Persiapan dengan efek antispasmodik membantu menghilangkan spasme kandung empedu dan salurannya dan mengembalikan aliran empedu yang normal ke dalam duodenum. Mereka juga digunakan untuk menghilangkan rasa sakit yang disebabkan oleh kolik bilier atau peningkatan tonus kandung empedu. Antispasmodik berbasis Drotaverinum paling efektif untuk permen empedu:

Mereka perlu minum 1-2 tablet (20-40 mg) 2-3 kali sehari. Tidak disarankan untuk terus mengambil lebih dari 5-10 hari berturut-turut tanpa persetujuan dokter Anda.

Analgesik

Obat dengan efek analgesik digunakan untuk sindrom nyeri parah, yang memiliki efek negatif pada kualitas hidup pasien. Secara tradisional, obat anti-inflamasi non-steroid berbasis ibuprofen atau ketorolac ("Ibuprofen", "Ibufen", "Ketorol", "Ketanov") digunakan untuk menghilangkan rasa sakit. Dengan rasa sakit yang parah, dokter mungkin meresepkan "Analgin", tetapi obat ini semakin kurang dimasukkan dalam rejimen pengobatan sebagai analgesik karena banyaknya efek samping.
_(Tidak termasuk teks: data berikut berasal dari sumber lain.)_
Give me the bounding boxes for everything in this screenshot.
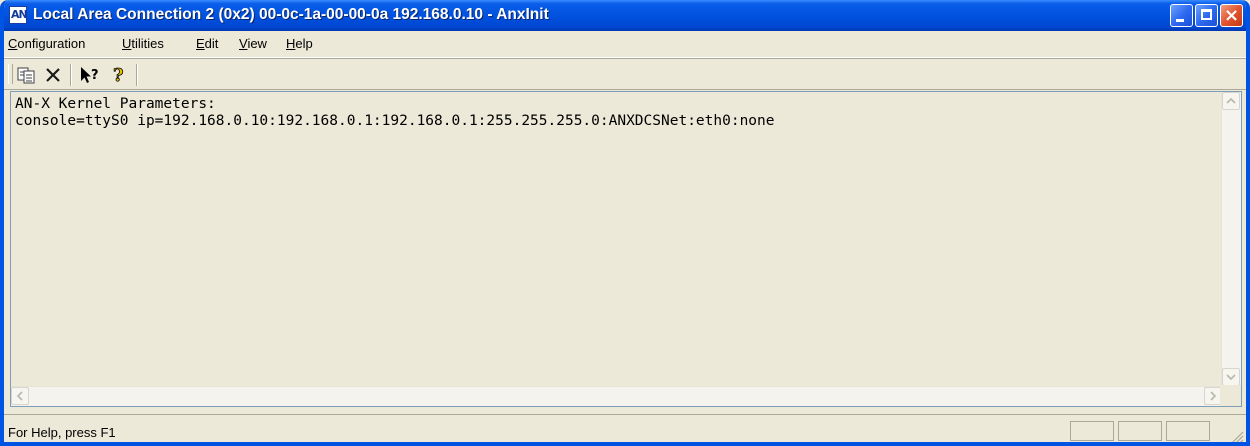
scroll-down-button[interactable] — [1222, 368, 1240, 386]
output-line: console=ttyS0 ip=192.168.0.10:192.168.0.… — [15, 113, 775, 129]
scroll-left-button[interactable] — [11, 387, 29, 405]
menu-edit[interactable]: Edit — [196, 36, 218, 52]
menu-view-label: iew — [247, 36, 267, 51]
resize-grip-icon[interactable] — [1230, 430, 1244, 444]
scroll-up-icon — [1226, 97, 1236, 104]
about-icon: ? — [113, 65, 124, 87]
window-title: Local Area Connection 2 (0x2) 00-0c-1a-0… — [33, 6, 549, 23]
svg-text:?: ? — [113, 65, 124, 86]
toolbar-grip[interactable] — [8, 64, 13, 84]
scroll-right-icon — [1210, 391, 1217, 401]
toolbar-separator-end — [136, 64, 138, 86]
menu-configuration[interactable]: Configuration — [8, 36, 85, 52]
toolbar: ? ? — [4, 58, 1246, 90]
scroll-up-button[interactable] — [1222, 92, 1240, 110]
context-help-button[interactable]: ? — [78, 64, 102, 86]
maximize-button[interactable] — [1195, 4, 1218, 27]
horizontal-scrollbar[interactable] — [11, 386, 1222, 406]
vertical-scrollbar[interactable] — [1221, 92, 1241, 386]
delete-button[interactable] — [42, 64, 66, 86]
menu-edit-label: dit — [204, 36, 219, 51]
menu-edit-mnemonic: E — [196, 36, 205, 51]
status-pane — [1166, 421, 1210, 441]
status-pane — [1070, 421, 1114, 441]
output-text: AN-X Kernel Parameters: console=ttyS0 ip=… — [15, 96, 775, 130]
scroll-down-icon — [1226, 374, 1236, 381]
copy-button[interactable] — [15, 64, 39, 86]
delete-icon — [46, 68, 60, 82]
minimize-icon — [1176, 19, 1184, 22]
scroll-left-icon — [16, 391, 23, 401]
menu-bar: Configuration Utilities Edit View Help — [4, 31, 1246, 58]
output-line: AN-X Kernel Parameters: — [15, 96, 216, 112]
close-button[interactable]: × — [1220, 4, 1243, 27]
menu-help[interactable]: Help — [286, 36, 313, 52]
menu-help-label: elp — [295, 36, 313, 51]
status-bar: For Help, press F1 — [4, 414, 1246, 444]
menu-help-mnemonic: H — [286, 36, 296, 51]
copy-icon — [17, 67, 35, 84]
toolbar-separator — [70, 64, 72, 86]
status-pane — [1118, 421, 1162, 441]
menu-configuration-label: onfiguration — [17, 36, 86, 51]
menu-utilities[interactable]: Utilities — [122, 36, 164, 52]
app-icon[interactable]: AN — [9, 6, 28, 24]
status-text: For Help, press F1 — [8, 425, 116, 440]
menu-view[interactable]: View — [239, 36, 267, 52]
app-icon-label: AN — [11, 8, 28, 21]
menu-utilities-label: tilities — [131, 36, 164, 51]
close-icon: × — [1223, 5, 1240, 26]
output-text-area[interactable]: AN-X Kernel Parameters: console=ttyS0 ip=… — [10, 91, 1242, 407]
menu-utilities-mnemonic: U — [122, 36, 132, 51]
main-window: AN Local Area Connection 2 (0x2) 00-0c-1… — [0, 0, 1250, 446]
about-button[interactable]: ? — [108, 64, 132, 87]
minimize-button[interactable] — [1170, 4, 1193, 27]
scrollbar-corner — [1220, 385, 1241, 406]
maximize-icon — [1201, 9, 1212, 20]
title-bar[interactable]: AN Local Area Connection 2 (0x2) 00-0c-1… — [4, 0, 1246, 31]
svg-text:?: ? — [91, 68, 99, 83]
menu-configuration-mnemonic: C — [8, 36, 18, 51]
context-help-icon: ? — [81, 67, 99, 83]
Untuk sakit parah, dokter mungkin meresepkan "Analgin".

Diet

Terapi diet adalah elemen yang sangat diperlukan dalam pengobatan kompleks patologi kolestatik, yang meliputi sindrom lumpur. Kandungan serat yang cukup dalam makanan sangat penting untuk normalisasi motilitas kandung empedu dan organ-organ saluran pencernaan, tetapi pada periode patologi akut lebih baik menggunakannya dengan hemat agar tidak membuat beban tambahan pada organ pencernaan. Pasien dengan lumpur empedu ditunjukkan sup, kaldu lemah, daging rebus dan parutan casserole sayuran, pure buah dan sayuran. Konsumsi produk manisan harus diminimalkan, dan sebagai hidangan penutup, lebih baik untuk memilih puding keju cottage, jeli, souffle buah.
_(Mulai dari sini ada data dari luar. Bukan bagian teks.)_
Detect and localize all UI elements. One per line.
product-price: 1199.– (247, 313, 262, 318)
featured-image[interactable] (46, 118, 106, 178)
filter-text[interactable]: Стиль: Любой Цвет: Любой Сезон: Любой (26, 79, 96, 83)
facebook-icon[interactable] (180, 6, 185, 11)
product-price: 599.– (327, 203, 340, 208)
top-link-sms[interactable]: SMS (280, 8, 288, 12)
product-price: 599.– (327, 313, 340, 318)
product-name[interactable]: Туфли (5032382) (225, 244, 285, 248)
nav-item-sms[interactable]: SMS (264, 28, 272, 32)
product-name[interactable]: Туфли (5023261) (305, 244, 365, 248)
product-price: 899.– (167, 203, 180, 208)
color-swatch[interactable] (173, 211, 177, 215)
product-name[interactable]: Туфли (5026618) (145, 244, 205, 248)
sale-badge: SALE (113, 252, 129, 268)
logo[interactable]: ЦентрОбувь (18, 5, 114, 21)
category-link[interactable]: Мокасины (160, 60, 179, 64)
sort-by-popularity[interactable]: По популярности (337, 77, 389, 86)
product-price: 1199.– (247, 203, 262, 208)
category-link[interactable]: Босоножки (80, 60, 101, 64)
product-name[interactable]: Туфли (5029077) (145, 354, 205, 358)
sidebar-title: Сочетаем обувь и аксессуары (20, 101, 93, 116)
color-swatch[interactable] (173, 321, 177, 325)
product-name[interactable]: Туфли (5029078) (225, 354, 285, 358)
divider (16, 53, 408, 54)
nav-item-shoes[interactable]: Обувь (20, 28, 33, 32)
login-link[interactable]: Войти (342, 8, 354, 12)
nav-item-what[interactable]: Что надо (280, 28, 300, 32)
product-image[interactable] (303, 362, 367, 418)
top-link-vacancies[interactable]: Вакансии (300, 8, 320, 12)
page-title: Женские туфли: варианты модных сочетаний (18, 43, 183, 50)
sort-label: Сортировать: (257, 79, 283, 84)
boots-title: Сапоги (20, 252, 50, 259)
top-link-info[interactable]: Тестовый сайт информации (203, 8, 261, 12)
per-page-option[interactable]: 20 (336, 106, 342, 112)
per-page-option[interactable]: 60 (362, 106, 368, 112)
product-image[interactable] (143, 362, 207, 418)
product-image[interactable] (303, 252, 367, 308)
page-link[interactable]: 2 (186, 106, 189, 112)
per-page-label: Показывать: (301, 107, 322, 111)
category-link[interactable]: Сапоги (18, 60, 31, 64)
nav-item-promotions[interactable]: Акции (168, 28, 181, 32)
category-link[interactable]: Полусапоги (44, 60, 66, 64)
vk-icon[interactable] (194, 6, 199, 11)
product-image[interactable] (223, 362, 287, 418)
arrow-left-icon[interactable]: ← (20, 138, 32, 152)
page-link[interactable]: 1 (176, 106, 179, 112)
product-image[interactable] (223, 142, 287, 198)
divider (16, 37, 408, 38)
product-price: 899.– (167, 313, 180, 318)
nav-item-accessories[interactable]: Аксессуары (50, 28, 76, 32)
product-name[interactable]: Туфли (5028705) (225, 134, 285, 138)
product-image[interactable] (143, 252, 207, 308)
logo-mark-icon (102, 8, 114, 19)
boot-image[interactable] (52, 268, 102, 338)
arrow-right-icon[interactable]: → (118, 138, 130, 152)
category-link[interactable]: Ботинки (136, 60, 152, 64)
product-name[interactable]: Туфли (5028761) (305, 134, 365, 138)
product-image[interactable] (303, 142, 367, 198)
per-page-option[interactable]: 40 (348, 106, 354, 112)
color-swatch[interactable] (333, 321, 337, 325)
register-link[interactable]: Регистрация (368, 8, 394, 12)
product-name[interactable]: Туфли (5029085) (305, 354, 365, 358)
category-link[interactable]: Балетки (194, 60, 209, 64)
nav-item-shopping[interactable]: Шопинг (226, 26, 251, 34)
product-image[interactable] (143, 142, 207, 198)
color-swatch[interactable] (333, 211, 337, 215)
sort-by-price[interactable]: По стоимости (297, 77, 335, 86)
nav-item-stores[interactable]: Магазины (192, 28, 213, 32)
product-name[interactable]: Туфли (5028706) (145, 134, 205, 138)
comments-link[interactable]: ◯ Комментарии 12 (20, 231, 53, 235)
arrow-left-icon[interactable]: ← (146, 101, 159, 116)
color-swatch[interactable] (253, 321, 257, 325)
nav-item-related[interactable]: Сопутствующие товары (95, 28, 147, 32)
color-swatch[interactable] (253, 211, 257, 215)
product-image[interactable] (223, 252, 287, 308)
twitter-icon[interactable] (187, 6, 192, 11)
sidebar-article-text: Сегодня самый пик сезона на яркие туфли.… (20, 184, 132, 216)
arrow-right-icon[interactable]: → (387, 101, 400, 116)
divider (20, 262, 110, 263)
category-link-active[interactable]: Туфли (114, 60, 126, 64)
Terapi diet adalah unsur yang sangat diperlukan dalam pengobatan kompleks patologi kolestatik.

Benar-benar harus meninggalkan produk berikut ini:

  • sosis, bacon, chop dan shank asap;
  • minuman berkarbonasi;
  • kopi dan minuman berdasarkan itu;
  • saus lemak;
  • produk dengan sejumlah besar bahan tambahan kimia;
  • kue-kue segar;
  • makanan kaleng;
  • acar;
  • rempah-rempah panas.

Diet harus ditambah dengan konsumsi air minum yang berlimpah. Seseorang dengan berat badan 70 kg per hari harus minum setidaknya 2,1 liter air (30 ml per kg berat).

Lumpur di kantong empedu adalah patologi umum pada orang dengan penyakit pada sistem pencernaan dan hepatobilier. Mengabaikan gejala lumpur tidak bisa, karena dapat menyebabkan pembentukan batu dan pengembangan kolelitiasis.